If one could suggest that fantasy is just one tiny little creek, that only flows in one season of the year, for example in the spring, then one might argue that the fantasy genre has become, or could become stagnant. In the summer, the creek would dry up and only if there was a lot of rain in the fall, would it begin to flow again. In the winter time, it would freeze over completely.
In reality, life has its seasons too. Can we suggest that only in early childhood or youth, that the fantasy genre is active? No, we cannot state that. To teenagers, is fantasy no longer active? We have to say no to that too. How about to adults? Is there no room for fantasy in the adult heart or mind? We will have to state that adults love fantasy too. How about the elderly? Even really old people thrive on fantasy.
A child can be totally thrilled by fantasy and generally enjoys every single minute of it. Even a young child can create his or her own unique fantasy world and revel in it. A older child or youth, enters into fantasy willingly, actively participates in it and expands it, in his or her heart and mind. So do adults. In fact, what happens is the gradual expansion of the fantasy genre with age. By the time a person is really old, the world of fantasy has grown in such a way, that most people cannot even begin to comprehend it fully.

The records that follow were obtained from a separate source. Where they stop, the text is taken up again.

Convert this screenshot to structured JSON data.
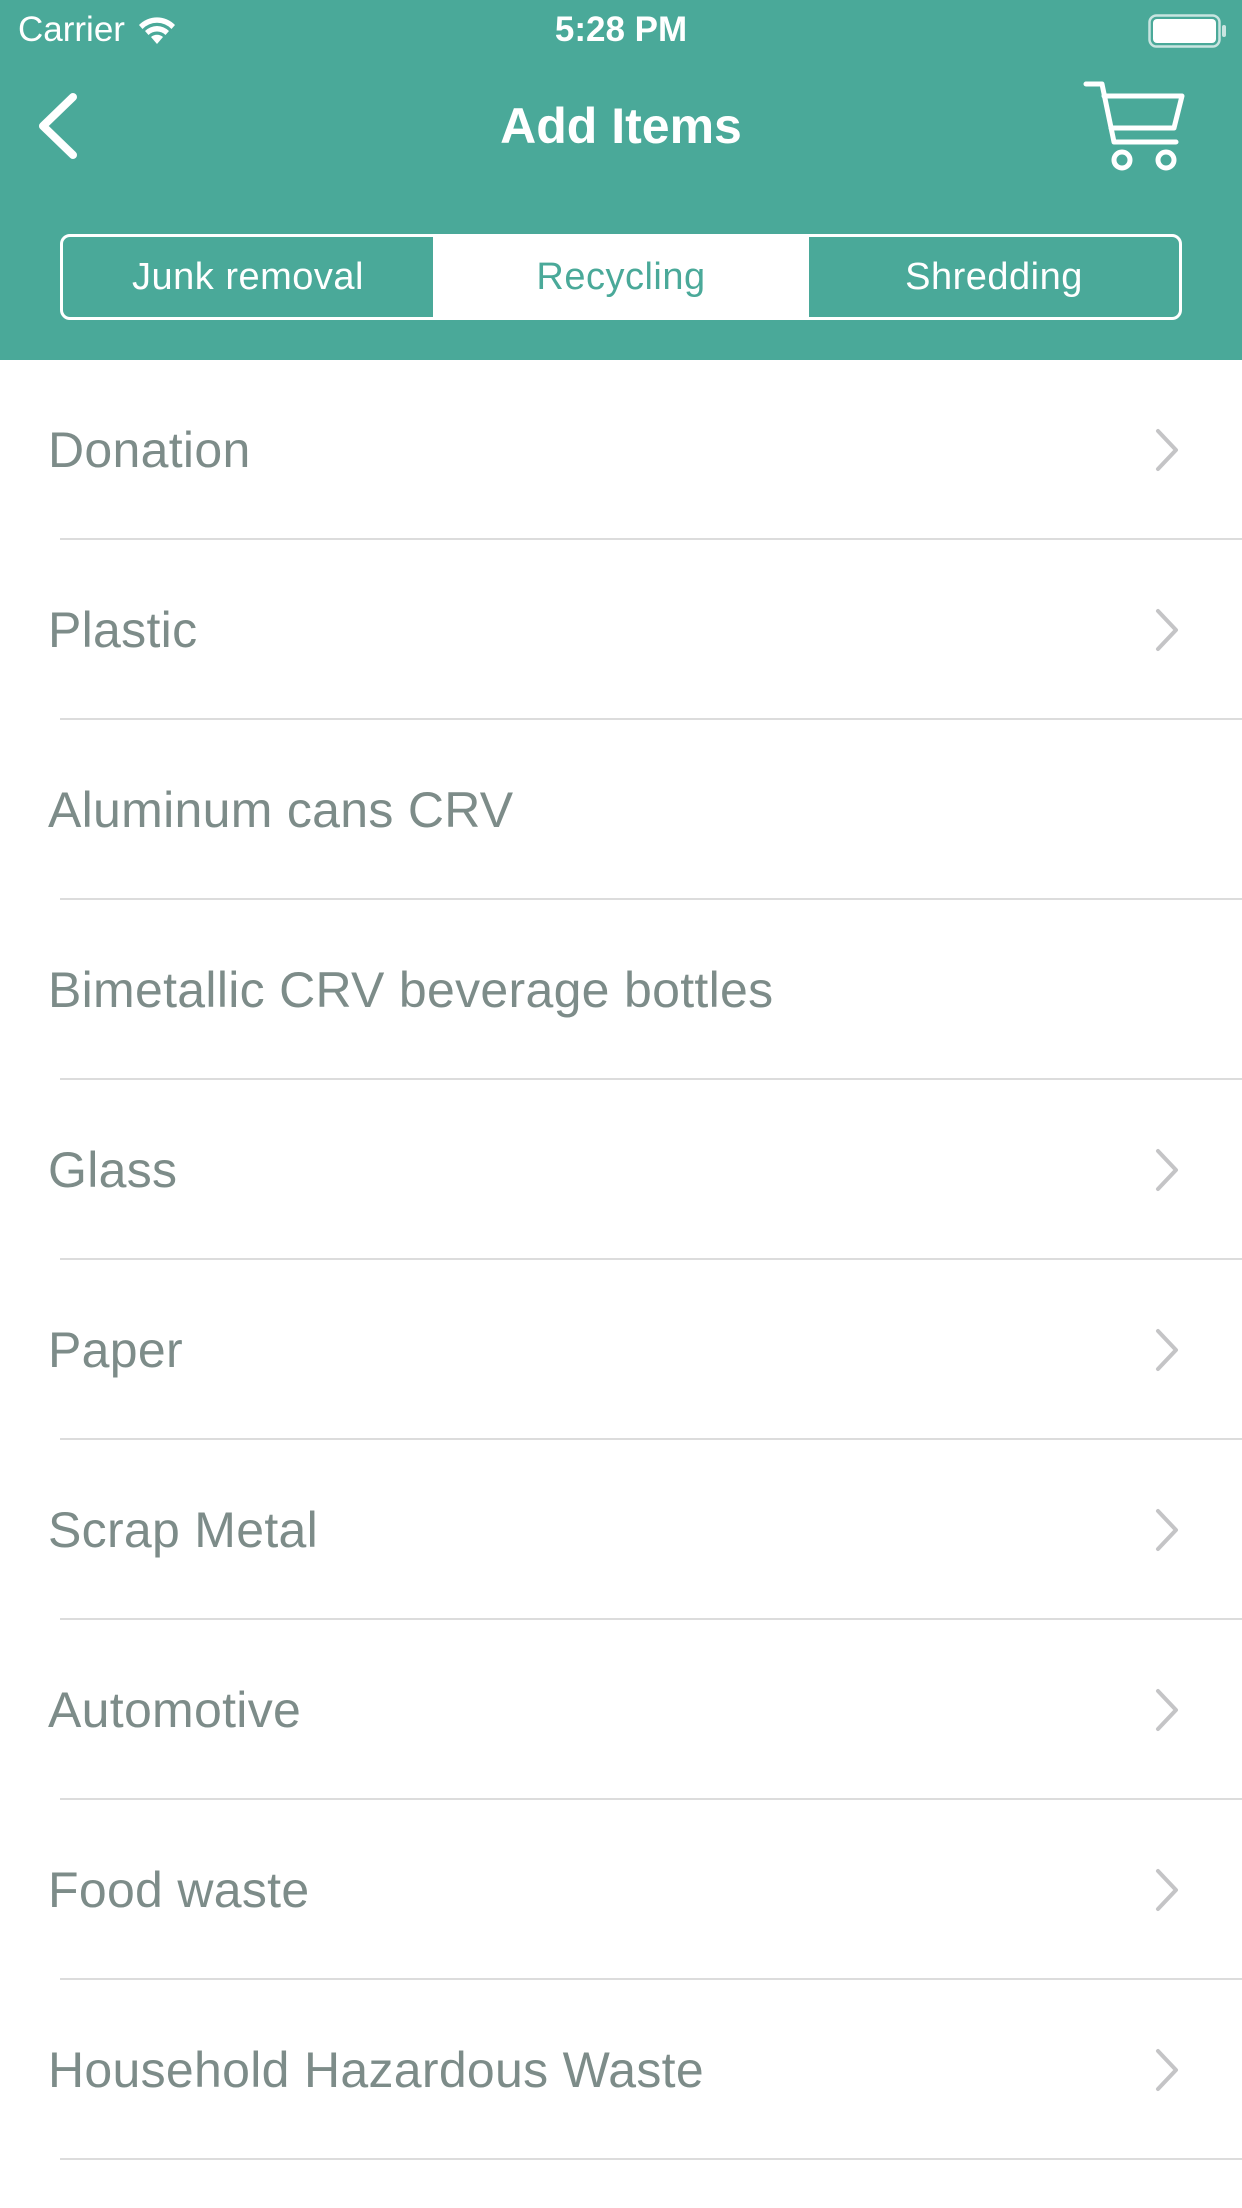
{
  "status_bar": {
    "carrier": "Carrier",
    "time": "5:28 PM"
  },
  "nav": {
    "title": "Add Items",
    "back_icon": "chevron-left-icon",
    "cart_icon": "cart-icon"
  },
  "segments": [
    {
      "label": "Junk removal",
      "active": false
    },
    {
      "label": "Recycling",
      "active": true
    },
    {
      "label": "Shredding",
      "active": false
    }
  ],
  "items": [
    {
      "label": "Donation",
      "chevron": true
    },
    {
      "label": "Plastic",
      "chevron": true
    },
    {
      "label": "Aluminum cans CRV",
      "chevron": false
    },
    {
      "label": "Bimetallic CRV beverage bottles",
      "chevron": false
    },
    {
      "label": "Glass",
      "chevron": true
    },
    {
      "label": "Paper",
      "chevron": true
    },
    {
      "label": "Scrap Metal",
      "chevron": true
    },
    {
      "label": "Automotive",
      "chevron": true
    },
    {
      "label": "Food waste",
      "chevron": true
    },
    {
      "label": "Household Hazardous Waste",
      "chevron": true
    }
  ],
  "colors": {
    "accent": "#4aa999",
    "text": "#7d8c89",
    "separator": "#dcdcdc",
    "chevron": "#c4c4c6"
  }
}
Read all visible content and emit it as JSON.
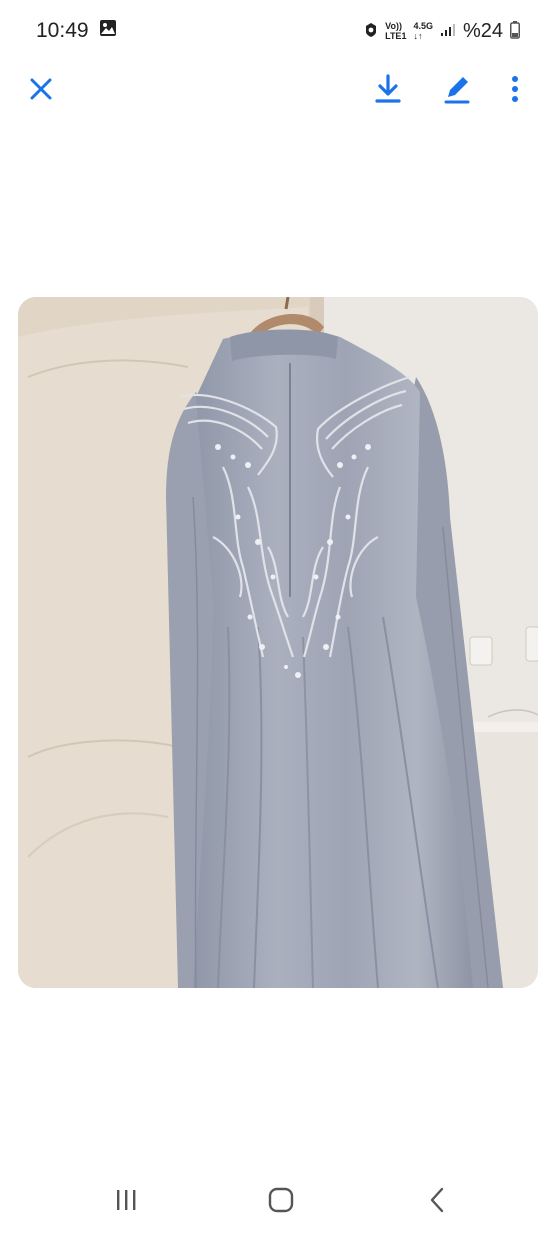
{
  "status_bar": {
    "time": "10:49",
    "network_top": "Vo))",
    "network_bottom": "LTE1",
    "speed_top": "4.5G",
    "speed_bottom": "↓↑",
    "battery": "%24"
  },
  "toolbar": {
    "close_icon": "close-icon",
    "download_icon": "download-icon",
    "edit_icon": "edit-icon",
    "more_icon": "more-vert-icon"
  },
  "image": {
    "subject": "photo"
  },
  "colors": {
    "accent": "#1a73e8",
    "wall": "#e6ddd2",
    "dress": "#a3a9b8"
  }
}
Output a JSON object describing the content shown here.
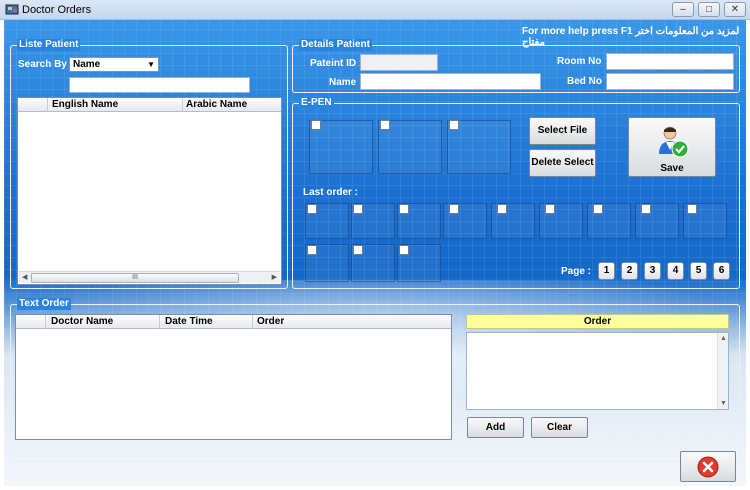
{
  "window": {
    "title": "Doctor Orders",
    "minimize": "–",
    "maximize": "□",
    "close": "✕"
  },
  "help_text": "For more help press F1  لمزيد من المعلومات اختر مفتاح",
  "liste_patient": {
    "legend": "Liste Patient",
    "search_by_label": "Search By :",
    "search_by_value": "Name",
    "search_value": "",
    "columns": [
      "English Name",
      "Arabic Name"
    ]
  },
  "details_patient": {
    "legend": "Details Patient",
    "patient_id_label": "Pateint ID :",
    "name_label": "Name :",
    "room_label": "Room No",
    "bed_label": "Bed No",
    "patient_id_value": "",
    "name_value": "",
    "room_value": "",
    "bed_value": ""
  },
  "epen": {
    "legend": "E-PEN",
    "select_file": "Select File",
    "delete_select": "Delete Select",
    "save": "Save",
    "last_order_label": "Last order :",
    "page_label": "Page :",
    "pages": [
      "1",
      "2",
      "3",
      "4",
      "5",
      "6"
    ]
  },
  "text_order": {
    "legend": "Text Order",
    "columns": [
      "Doctor Name",
      "Date Time",
      "Order"
    ],
    "order_header": "Order",
    "add": "Add",
    "clear": "Clear"
  },
  "colors": {
    "accent": "#1a6fd0",
    "order_header": "#ffff9e",
    "close_red": "#e03a2a"
  }
}
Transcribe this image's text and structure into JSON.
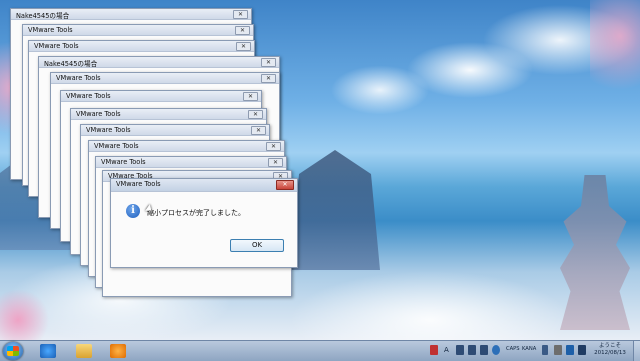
{
  "windows": [
    {
      "title": "Nake4545の場合",
      "close": "✕"
    },
    {
      "title": "VMware Tools",
      "close": "✕"
    },
    {
      "title": "VMware Tools",
      "close": "✕"
    },
    {
      "title": "Nake4545の場合",
      "close": "✕"
    },
    {
      "title": "VMware Tools",
      "close": "✕"
    },
    {
      "title": "VMware Tools",
      "close": "✕"
    },
    {
      "title": "VMware Tools",
      "close": "✕"
    },
    {
      "title": "VMware Tools",
      "close": "✕"
    },
    {
      "title": "VMware Tools",
      "close": "✕"
    },
    {
      "title": "VMware Tools",
      "close": "✕"
    },
    {
      "title": "VMware Tools",
      "close": "✕"
    }
  ],
  "dialog": {
    "title": "VMware Tools",
    "close": "✕",
    "icon": "i",
    "message": "縮小プロセスが完了しました。",
    "ok_label": "OK"
  },
  "taskbar": {
    "tray_lang": "A",
    "tray_text1": "CAPS",
    "tray_text2": "KANA",
    "clock_time": "ようこそ",
    "clock_date": "2012/08/13"
  },
  "colors": {
    "accent": "#3c7fb1",
    "close_red": "#c8443a",
    "taskbar": "#8ea5c2"
  }
}
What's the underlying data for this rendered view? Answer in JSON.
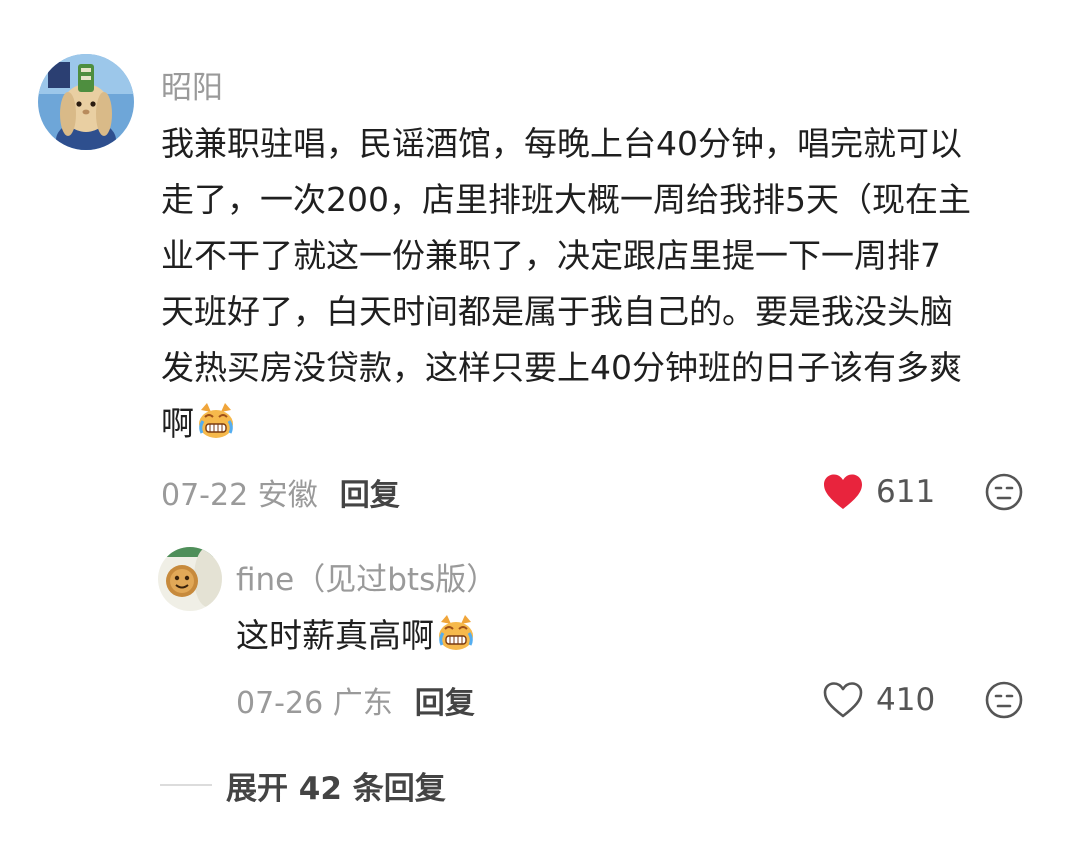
{
  "comment": {
    "username": "昭阳",
    "lines": [
      "我兼职驻唱，民谣酒馆，每晚上台40分钟，唱完就可以",
      "走了，一次200，店里排班大概一周给我排5天（现在主",
      "业不干了就这一份兼职了，决定跟店里提一下一周排7",
      "天班好了，白天时间都是属于我自己的。要是我没头脑",
      "发热买房没贷款，这样只要上40分钟班的日子该有多爽",
      "啊"
    ],
    "emoji_icon": "crying-cat-emoji",
    "date_location": "07-22 安徽",
    "reply_label": "回复",
    "likes": "611",
    "liked": true,
    "like_color": "#e8243d"
  },
  "reply": {
    "username": "fine（见过bts版）",
    "text": "这时薪真高啊",
    "emoji_icon": "crying-cat-emoji",
    "date_location": "07-26 广东",
    "reply_label": "回复",
    "likes": "410",
    "liked": false
  },
  "expand": {
    "label": "展开 42 条回复"
  }
}
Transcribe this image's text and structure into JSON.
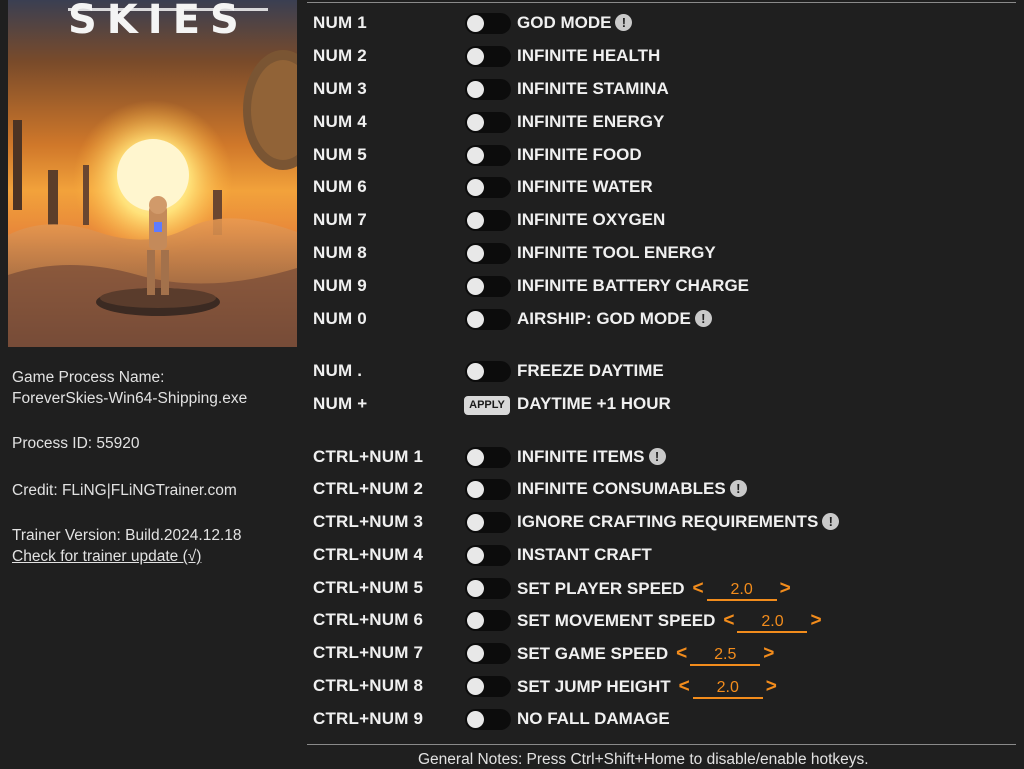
{
  "game": {
    "logo_text": "SKIES",
    "process_label": "Game Process Name:",
    "process_name": "ForeverSkies-Win64-Shipping.exe",
    "process_id": "Process ID: 55920",
    "credit": "Credit: FLiNG|FLiNGTrainer.com",
    "version": "Trainer Version: Build.2024.12.18",
    "update_link": "Check for trainer update (√)"
  },
  "cheats": [
    {
      "hotkey": "NUM 1",
      "label": "GOD MODE",
      "warn": "!"
    },
    {
      "hotkey": "NUM 2",
      "label": "INFINITE HEALTH"
    },
    {
      "hotkey": "NUM 3",
      "label": "INFINITE STAMINA"
    },
    {
      "hotkey": "NUM 4",
      "label": "INFINITE ENERGY"
    },
    {
      "hotkey": "NUM 5",
      "label": "INFINITE FOOD"
    },
    {
      "hotkey": "NUM 6",
      "label": "INFINITE WATER"
    },
    {
      "hotkey": "NUM 7",
      "label": "INFINITE OXYGEN"
    },
    {
      "hotkey": "NUM 8",
      "label": "INFINITE TOOL ENERGY"
    },
    {
      "hotkey": "NUM 9",
      "label": "INFINITE BATTERY CHARGE"
    },
    {
      "hotkey": "NUM 0",
      "label": "AIRSHIP: GOD MODE",
      "warn": "!"
    },
    {
      "hotkey": "NUM .",
      "label": "FREEZE DAYTIME"
    },
    {
      "hotkey": "NUM +",
      "label": "DAYTIME +1 HOUR",
      "apply": "APPLY"
    },
    {
      "hotkey": "CTRL+NUM 1",
      "label": "INFINITE ITEMS",
      "warn": "!"
    },
    {
      "hotkey": "CTRL+NUM 2",
      "label": "INFINITE CONSUMABLES",
      "warn": "!"
    },
    {
      "hotkey": "CTRL+NUM 3",
      "label": "IGNORE CRAFTING REQUIREMENTS",
      "warn": "!"
    },
    {
      "hotkey": "CTRL+NUM 4",
      "label": "INSTANT CRAFT"
    },
    {
      "hotkey": "CTRL+NUM 5",
      "label": "SET PLAYER SPEED",
      "value": "2.0",
      "left": "<",
      "right": ">"
    },
    {
      "hotkey": "CTRL+NUM 6",
      "label": "SET MOVEMENT SPEED",
      "value": "2.0",
      "left": "<",
      "right": ">"
    },
    {
      "hotkey": "CTRL+NUM 7",
      "label": "SET GAME SPEED",
      "value": "2.5",
      "left": "<",
      "right": ">"
    },
    {
      "hotkey": "CTRL+NUM 8",
      "label": "SET JUMP HEIGHT",
      "value": "2.0",
      "left": "<",
      "right": ">"
    },
    {
      "hotkey": "CTRL+NUM 9",
      "label": "NO FALL DAMAGE"
    }
  ],
  "notes": "General Notes: Press Ctrl+Shift+Home to disable/enable hotkeys.",
  "colors": {
    "accent": "#f28c1c",
    "background": "#1f1f1f",
    "toggle_track": "#0c0c0c",
    "knob": "#e8e8e8"
  }
}
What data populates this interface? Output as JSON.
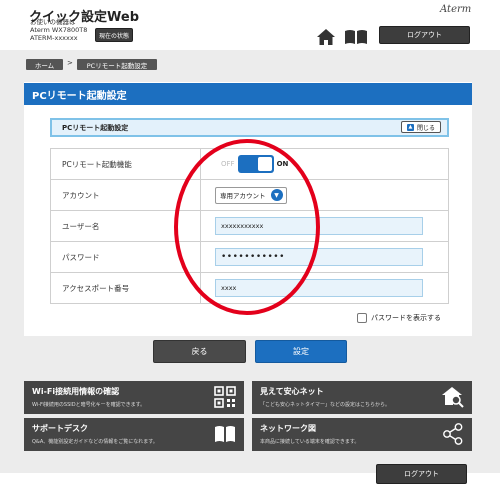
{
  "header": {
    "title": "クイック設定Web",
    "device_caption": "お使いの機器は",
    "device_model": "Aterm WX7800T8",
    "device_name": "ATERM-xxxxxx",
    "status_button": "現在の状態",
    "brand": "Aterm",
    "logout": "ログアウト"
  },
  "breadcrumb": {
    "home": "ホーム",
    "separator": ">",
    "current": "PCリモート起動設定"
  },
  "page": {
    "title": "PCリモート起動設定",
    "section_title": "PCリモート起動設定",
    "close_button": "閉じる"
  },
  "form": {
    "function_label": "PCリモート起動機能",
    "toggle_off": "OFF",
    "toggle_on": "ON",
    "account_label": "アカウント",
    "account_value": "専用アカウント",
    "username_label": "ユーザー名",
    "username_value": "xxxxxxxxxxx",
    "password_label": "パスワード",
    "password_value": "•••••••••••",
    "port_label": "アクセスポート番号",
    "port_value": "xxxx",
    "show_password": "パスワードを表示する"
  },
  "buttons": {
    "back": "戻る",
    "save": "設定"
  },
  "tiles": [
    {
      "title": "Wi-Fi接続用情報の確認",
      "desc": "Wi-Fi接続用のSSIDと暗号化キーを確認できます。",
      "icon": "qr-code-icon"
    },
    {
      "title": "見えて安心ネット",
      "desc": "「こども安心ネットタイマー」などの設定はこちらから。",
      "icon": "home-search-icon"
    },
    {
      "title": "サポートデスク",
      "desc": "Q&A、機能別設定ガイドなどの情報をご覧になれます。",
      "icon": "book-icon"
    },
    {
      "title": "ネットワーク図",
      "desc": "本商品に接続している端末を確認できます。",
      "icon": "network-icon"
    }
  ],
  "footer": {
    "logout": "ログアウト"
  },
  "colors": {
    "accent": "#1c6fc0",
    "dark": "#454545",
    "highlight": "#e3001b"
  }
}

The difficulty with the fantasy genre, lies is the reality that some people can enter into a fantasy world, play in it, or even develop it further and then exit back out of it and return to a non-fantasy world, without encountering any harm from it. When a person is locked into that fantasy world and cannot get out of it, then serious mental health problems arise. This is the world of schizophrenia.
Most of us travel into the fantasy realm of life, many times a day and enjoy sitting on rainbows in our imagination, surveying or ruling our imaginary worlds, winning weird and wonderful inter-galaxial wars and so on. There is just no end to the possible fantasies that one can build. In fact, the fantasy mode is one that can be expanded indefinitely by almost anyone.
The fantasy world is akin to the world of a genius mind, simply because there are no limits placed upon it by anyone, except those of the person building the fantasy, in his or her own way, in time or space. That person may be bounced in and out of fantasy repeatedly, by any number of realities. Remove the limits and the possibilities are endless.
But the bottom line is this. A fantasy garden has been planted, in the heart and mind of humankind, for a reason. It is like that eternal spring that keeps on welling up. Is that not part of what keeps us forever young?
An eternal spring can never become stagnant and the fantasy genre will never become stagnant either.